Esta función le corresponde al mal llamado Poder Legislativo, al que se le dieron también atribuciones para hacer leyes durante la República romana y se le ratificaron en Inglaterra (siglo XV), provocando que se soslayara su tarea más trascendente: controlar el poder, ser contrapeso, acotar al Poder Ejecutivo.

Las leyes se discuten, se legitiman en el proceso legislativo, pero son, o deben ser, de la autoría de juristas. Cuando a una iniciativa le meten mano las cámaras, por lo general la distorsionan. Un refrán lo dice: “un dromedario era un caballo antes de pasar por una comisión legislativa”. La evidencia más palpable es el grave deterioro de nuestro Estado de derecho con la diarrea de leyes que hemos padecido, consecuencia de nuestra frustrada transición democrática.
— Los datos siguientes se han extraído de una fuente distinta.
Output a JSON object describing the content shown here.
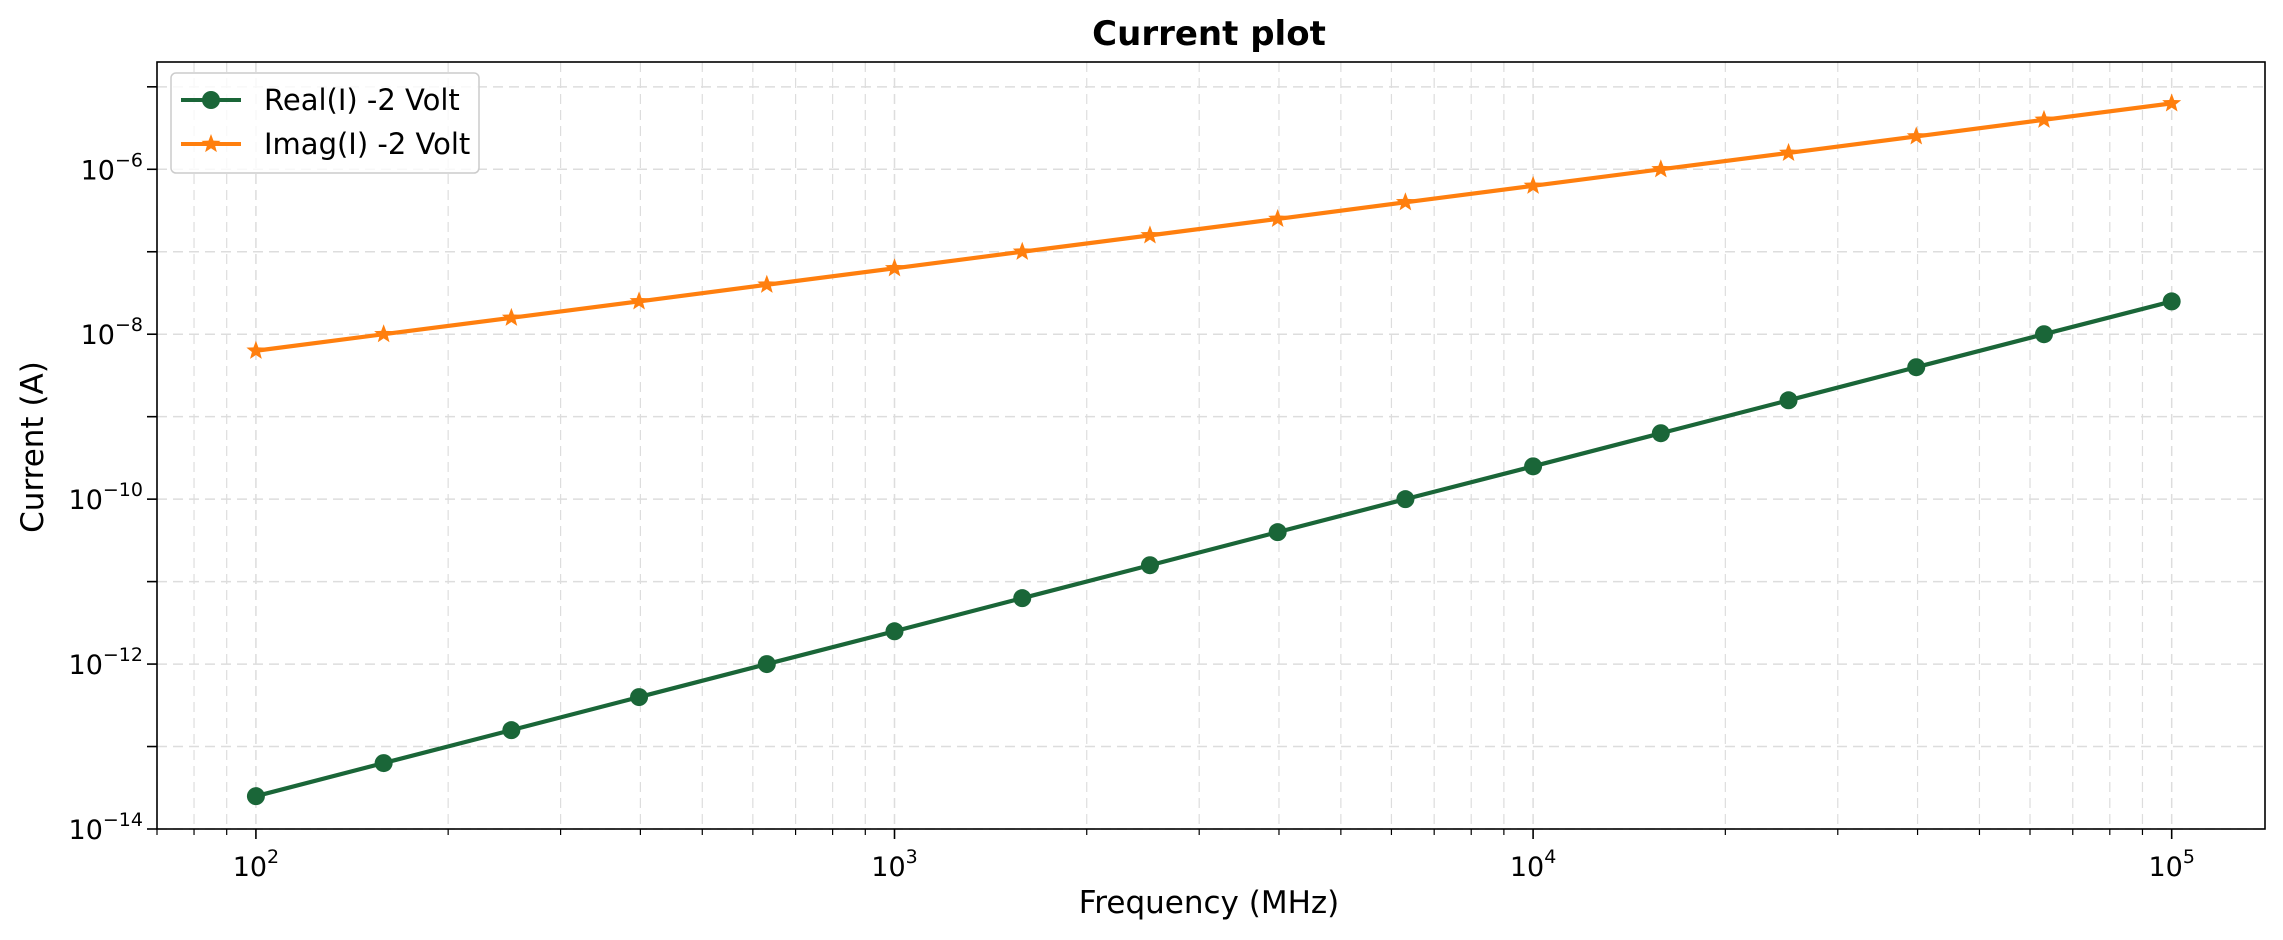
{
  "chart_data": {
    "type": "line",
    "title": "Current plot",
    "xlabel": "Frequency (MHz)",
    "ylabel": "Current (A)",
    "xscale": "log",
    "yscale": "log",
    "xlim": [
      70,
      140000
    ],
    "ylim": [
      1e-14,
      2e-05
    ],
    "grid": true,
    "legend_position": "top-left",
    "x_ticks": [
      {
        "value": 100,
        "base": "10",
        "exp": "2"
      },
      {
        "value": 1000,
        "base": "10",
        "exp": "3"
      },
      {
        "value": 10000,
        "base": "10",
        "exp": "4"
      },
      {
        "value": 100000,
        "base": "10",
        "exp": "5"
      }
    ],
    "y_ticks": [
      {
        "value": 1e-14,
        "base": "10",
        "exp": "−14"
      },
      {
        "value": 1e-12,
        "base": "10",
        "exp": "−12"
      },
      {
        "value": 1e-10,
        "base": "10",
        "exp": "−10"
      },
      {
        "value": 1e-08,
        "base": "10",
        "exp": "−8"
      },
      {
        "value": 1e-06,
        "base": "10",
        "exp": "−6"
      }
    ],
    "x": [
      100,
      158.5,
      251.2,
      398.1,
      631,
      1000,
      1585,
      2512,
      3981,
      6310,
      10000,
      15850,
      25120,
      39810,
      63100,
      100000
    ],
    "series": [
      {
        "name": "Real(I) -2 Volt",
        "color": "#1a6638",
        "marker": "circle",
        "values": [
          2.5e-14,
          6.3e-14,
          1.58e-13,
          3.98e-13,
          1e-12,
          2.5e-12,
          6.3e-12,
          1.58e-11,
          3.98e-11,
          1e-10,
          2.5e-10,
          6.3e-10,
          1.58e-09,
          3.98e-09,
          1e-08,
          2.5e-08
        ]
      },
      {
        "name": "Imag(I) -2 Volt",
        "color": "#ff7f0e",
        "marker": "star",
        "values": [
          6.3e-09,
          1e-08,
          1.58e-08,
          2.5e-08,
          3.98e-08,
          6.3e-08,
          1e-07,
          1.58e-07,
          2.5e-07,
          3.98e-07,
          6.3e-07,
          1e-06,
          1.58e-06,
          2.5e-06,
          3.98e-06,
          6.3e-06
        ]
      }
    ]
  }
}
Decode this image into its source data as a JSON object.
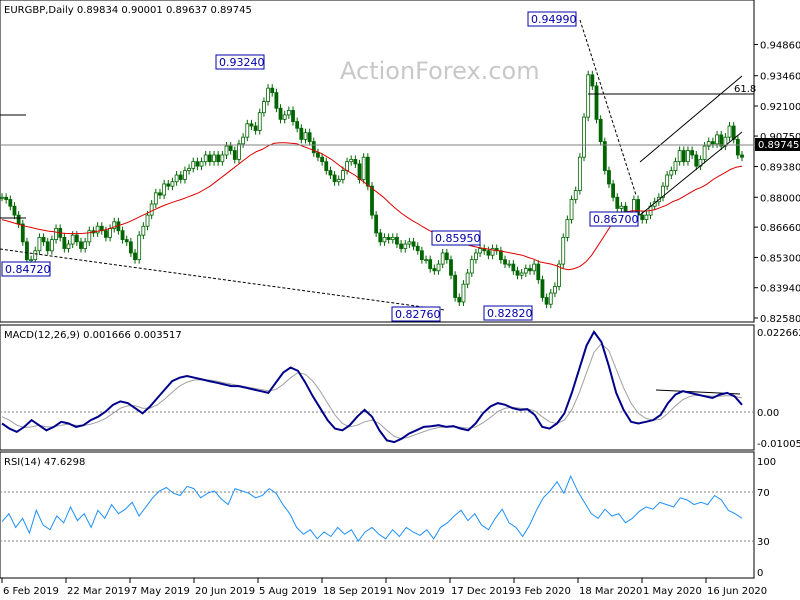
{
  "header": {
    "main": "EURGBP,Daily  0.89834 0.90001 0.89637 0.89745",
    "macd": "MACD(12,26,9) 0.001666 0.003517",
    "rsi": "RSI(14) 47.6298"
  },
  "watermark": "ActionForex.com",
  "colors": {
    "candle": "#006400",
    "ma": "#e00000",
    "macd": "#00008b",
    "signal": "#a0a0a0",
    "rsi": "#1e90ff",
    "price_box": "#000000"
  },
  "chart_data": [
    {
      "type": "candlestick",
      "title": "EURGBP,Daily",
      "ohlc_last": {
        "open": 0.89834,
        "high": 0.90001,
        "low": 0.89637,
        "close": 0.89745
      },
      "current_price": "0.89745",
      "ylim": [
        0.8258,
        0.965
      ],
      "y_ticks": [
        "0.94860",
        "0.93460",
        "0.92100",
        "0.90750",
        "0.89380",
        "0.88000",
        "0.86660",
        "0.85300",
        "0.83940",
        "0.82580"
      ],
      "x_ticks": [
        "6 Feb 2019",
        "22 Mar 2019",
        "7 May 2019",
        "20 Jun 2019",
        "5 Aug 2019",
        "18 Sep 2019",
        "1 Nov 2019",
        "17 Dec 2019",
        "3 Feb 2020",
        "18 Mar 2020",
        "1 May 2020",
        "16 Jun 2020"
      ],
      "close_series": [
        0.88,
        0.879,
        0.876,
        0.872,
        0.868,
        0.86,
        0.852,
        0.852,
        0.856,
        0.862,
        0.86,
        0.856,
        0.861,
        0.866,
        0.862,
        0.857,
        0.859,
        0.863,
        0.86,
        0.857,
        0.86,
        0.865,
        0.864,
        0.867,
        0.865,
        0.862,
        0.866,
        0.869,
        0.865,
        0.861,
        0.86,
        0.855,
        0.852,
        0.863,
        0.867,
        0.872,
        0.877,
        0.882,
        0.881,
        0.886,
        0.885,
        0.887,
        0.89,
        0.888,
        0.892,
        0.893,
        0.896,
        0.894,
        0.896,
        0.899,
        0.896,
        0.899,
        0.896,
        0.899,
        0.903,
        0.901,
        0.897,
        0.904,
        0.907,
        0.913,
        0.912,
        0.91,
        0.918,
        0.923,
        0.929,
        0.927,
        0.92,
        0.915,
        0.917,
        0.919,
        0.914,
        0.911,
        0.906,
        0.909,
        0.905,
        0.9,
        0.898,
        0.896,
        0.892,
        0.89,
        0.887,
        0.888,
        0.892,
        0.896,
        0.897,
        0.895,
        0.888,
        0.898,
        0.885,
        0.872,
        0.864,
        0.86,
        0.862,
        0.861,
        0.862,
        0.859,
        0.857,
        0.859,
        0.86,
        0.858,
        0.856,
        0.852,
        0.852,
        0.848,
        0.847,
        0.85,
        0.855,
        0.852,
        0.845,
        0.835,
        0.833,
        0.841,
        0.846,
        0.852,
        0.855,
        0.857,
        0.856,
        0.854,
        0.857,
        0.856,
        0.852,
        0.85,
        0.85,
        0.847,
        0.845,
        0.846,
        0.848,
        0.847,
        0.85,
        0.843,
        0.835,
        0.832,
        0.837,
        0.84,
        0.85,
        0.862,
        0.87,
        0.879,
        0.883,
        0.898,
        0.916,
        0.935,
        0.93,
        0.915,
        0.905,
        0.892,
        0.886,
        0.88,
        0.875,
        0.876,
        0.872,
        0.872,
        0.879,
        0.872,
        0.87,
        0.872,
        0.876,
        0.878,
        0.88,
        0.885,
        0.89,
        0.892,
        0.896,
        0.901,
        0.896,
        0.901,
        0.899,
        0.894,
        0.897,
        0.903,
        0.905,
        0.904,
        0.908,
        0.903,
        0.907,
        0.912,
        0.906,
        0.899,
        0.898
      ],
      "ma_series": [
        0.87,
        0.8693,
        0.8685,
        0.8678,
        0.867,
        0.8665,
        0.8658,
        0.8653,
        0.8648,
        0.8645,
        0.864,
        0.8638,
        0.8637,
        0.8637,
        0.8638,
        0.864,
        0.8645,
        0.865,
        0.8655,
        0.8663,
        0.8672,
        0.868,
        0.869,
        0.8702,
        0.8715,
        0.8727,
        0.874,
        0.8752,
        0.8763,
        0.8773,
        0.8782,
        0.879,
        0.88,
        0.881,
        0.882,
        0.8835,
        0.885,
        0.887,
        0.889,
        0.891,
        0.893,
        0.895,
        0.897,
        0.899,
        0.9005,
        0.9015,
        0.903,
        0.9042,
        0.9045,
        0.9045,
        0.9043,
        0.904,
        0.903,
        0.902,
        0.901,
        0.9,
        0.8985,
        0.897,
        0.895,
        0.893,
        0.8915,
        0.89,
        0.888,
        0.886,
        0.884,
        0.882,
        0.88,
        0.8775,
        0.8752,
        0.873,
        0.8712,
        0.8695,
        0.868,
        0.8665,
        0.865,
        0.8638,
        0.8625,
        0.8615,
        0.8605,
        0.86,
        0.859,
        0.8583,
        0.8577,
        0.8572,
        0.8568,
        0.8563,
        0.856,
        0.8555,
        0.855,
        0.8545,
        0.854,
        0.853,
        0.8522,
        0.851,
        0.8505,
        0.85,
        0.8492,
        0.848,
        0.8475,
        0.848,
        0.849,
        0.851,
        0.854,
        0.858,
        0.862,
        0.866,
        0.87,
        0.872,
        0.8735,
        0.874,
        0.874,
        0.8738,
        0.874,
        0.8745,
        0.8755,
        0.8765,
        0.878,
        0.879,
        0.8805,
        0.882,
        0.8835,
        0.8845,
        0.886,
        0.888,
        0.8895,
        0.891,
        0.8925,
        0.8935,
        0.894
      ]
    },
    {
      "type": "line",
      "title": "MACD(12,26,9)",
      "macd": 0.001666,
      "signal": 0.003517,
      "ylim": [
        -0.010052,
        0.022662
      ],
      "y_ticks": [
        "0.022662",
        "0.00",
        "-0.010052"
      ],
      "macd_series": [
        -0.004,
        -0.0055,
        -0.0065,
        -0.005,
        -0.003,
        -0.0045,
        -0.006,
        -0.005,
        -0.0035,
        -0.004,
        -0.005,
        -0.0045,
        -0.003,
        -0.002,
        -0.0005,
        0.0015,
        0.0025,
        0.002,
        0.0005,
        -0.001,
        0.001,
        0.0035,
        0.006,
        0.0085,
        0.0095,
        0.01,
        0.0095,
        0.009,
        0.0085,
        0.008,
        0.0075,
        0.007,
        0.007,
        0.0065,
        0.006,
        0.0055,
        0.005,
        0.008,
        0.011,
        0.0125,
        0.0115,
        0.008,
        0.004,
        0.0005,
        -0.003,
        -0.0055,
        -0.006,
        -0.0045,
        -0.002,
        0.0,
        -0.002,
        -0.006,
        -0.009,
        -0.0095,
        -0.0085,
        -0.007,
        -0.006,
        -0.005,
        -0.0048,
        -0.0045,
        -0.005,
        -0.0048,
        -0.0055,
        -0.006,
        -0.004,
        -0.001,
        0.001,
        0.002,
        0.0015,
        0.0005,
        0.0,
        0.0002,
        -0.0015,
        -0.005,
        -0.0055,
        -0.004,
        -0.001,
        0.005,
        0.012,
        0.019,
        0.023,
        0.02,
        0.013,
        0.005,
        0.0,
        -0.0035,
        -0.004,
        -0.0035,
        -0.003,
        -0.0015,
        0.002,
        0.0045,
        0.0055,
        0.005,
        0.0045,
        0.004,
        0.0035,
        0.0045,
        0.005,
        0.004,
        0.0015
      ],
      "signal_series": [
        -0.002,
        -0.003,
        -0.0045,
        -0.0052,
        -0.005,
        -0.0045,
        -0.005,
        -0.005,
        -0.0045,
        -0.0042,
        -0.0045,
        -0.0046,
        -0.0042,
        -0.0035,
        -0.0025,
        -0.001,
        0.0005,
        0.0012,
        0.0012,
        0.0005,
        0.0005,
        0.0015,
        0.0032,
        0.0052,
        0.007,
        0.0082,
        0.0088,
        0.0089,
        0.0088,
        0.0085,
        0.008,
        0.0076,
        0.0072,
        0.0068,
        0.0064,
        0.006,
        0.0056,
        0.006,
        0.0075,
        0.0095,
        0.011,
        0.0105,
        0.0085,
        0.0055,
        0.002,
        -0.0015,
        -0.004,
        -0.005,
        -0.0045,
        -0.0035,
        -0.003,
        -0.004,
        -0.006,
        -0.0078,
        -0.0085,
        -0.008,
        -0.0072,
        -0.0064,
        -0.0057,
        -0.0052,
        -0.005,
        -0.0049,
        -0.0051,
        -0.0054,
        -0.005,
        -0.0038,
        -0.0022,
        -0.0005,
        0.0005,
        0.0008,
        0.0005,
        0.0003,
        -0.0003,
        -0.002,
        -0.0035,
        -0.004,
        -0.003,
        0.0,
        0.005,
        0.011,
        0.017,
        0.0195,
        0.0175,
        0.012,
        0.0065,
        0.002,
        -0.001,
        -0.0025,
        -0.003,
        -0.0028,
        -0.001,
        0.0012,
        0.003,
        0.004,
        0.0043,
        0.0042,
        0.004,
        0.004,
        0.0042,
        0.004,
        0.0035
      ]
    },
    {
      "type": "line",
      "title": "RSI(14)",
      "value": 47.6298,
      "ylim": [
        0,
        100
      ],
      "y_ticks": [
        "100",
        "70",
        "30",
        "0"
      ],
      "levels": [
        70,
        30
      ],
      "rsi_series": [
        45,
        52,
        40,
        48,
        35,
        55,
        42,
        38,
        50,
        44,
        58,
        46,
        52,
        40,
        55,
        48,
        60,
        52,
        56,
        62,
        50,
        58,
        66,
        72,
        75,
        70,
        68,
        76,
        74,
        66,
        70,
        72,
        65,
        60,
        74,
        72,
        70,
        66,
        68,
        74,
        70,
        60,
        52,
        40,
        34,
        38,
        30,
        36,
        32,
        40,
        34,
        38,
        28,
        36,
        40,
        34,
        30,
        38,
        32,
        40,
        36,
        33,
        38,
        30,
        40,
        44,
        50,
        55,
        46,
        52,
        42,
        38,
        48,
        56,
        44,
        40,
        32,
        42,
        55,
        66,
        72,
        80,
        70,
        85,
        72,
        62,
        52,
        48,
        56,
        50,
        52,
        44,
        48,
        54,
        58,
        56,
        62,
        60,
        58,
        66,
        64,
        60,
        62,
        60,
        68,
        64,
        55,
        52,
        48
      ],
      "current": 47.6298
    }
  ],
  "annotations": {
    "price_labels": [
      "0.94990",
      "0.93240",
      "0.84720",
      "0.85950",
      "0.82760",
      "0.82820",
      "0.86700"
    ],
    "fib_label": "61.8"
  }
}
Hicieron más por la democracia y en el cumplimiento de su deber los 13 legisladores de oposición que evitaron el periodo extraordinario de sesiones para aprobar una iniciativa notoriamente anticonstitucional, que las cámaras aprobando normas que solo han engrosado el mamotreto de papeles inservibles.

La interlocución entre Poder Ejecutivo y el Legislativo está en el centro de la teoría política y del derecho constitucional. Si ese diálogo se pervierte, falla la democracia. Analicemos a los protagonistas.

El presidente López Obrador es el único que no percibe la ostentosa incompetencia de un gabinete desarticulado, agazapado, pasmado. Los titubeos del secretario de Hacienda lo reflejan todo. Grave que el responsable de la política económica y el jefe de Gabinete, transmitan incertidumbre e incurran en incongruencias.

Para infortunio de los mexicanos, esto se corresponde con representantes populares que, con notables excepciones y por culpa de los partidos políticos, están muy lejos del perfil parlamentario. Insisto, las asambleas no sirven para hacer leyes, sino para reclamar, para hacer más pública nuestra vida pública, para precisar hechos y fincar responsabilidades, para dar luces a nuestro sombrío porvenir. Los escasos destellos de su desempeño histórico lo acreditan.
Urge un balance. En el Ejecutivo tenemos a alguien cuya característica principal es hablar, aunque no tenga nada que decir, incurriendo en lo fácil: denostar a enemigos imaginarios que no pueden defenderse ante la aplastante voz presidencial.

Se confirma una vez más, somos un pueblo surrealista. Nadie lo hubiera pensado, cualquier péndulo se quedó corto. Pasamos de la “dictadura perfecta” a la presidencia insignificante. El vacío es el mayor peligro.

El discurso presidencial está agotado. Ayuno de ideas, monotemático, egocéntrico. Las mañaneras han hartado a buena parte de la opinión pública. Démosle seriedad a la política, por cierto, también una buena dosis de decencia entre otros requerimientos.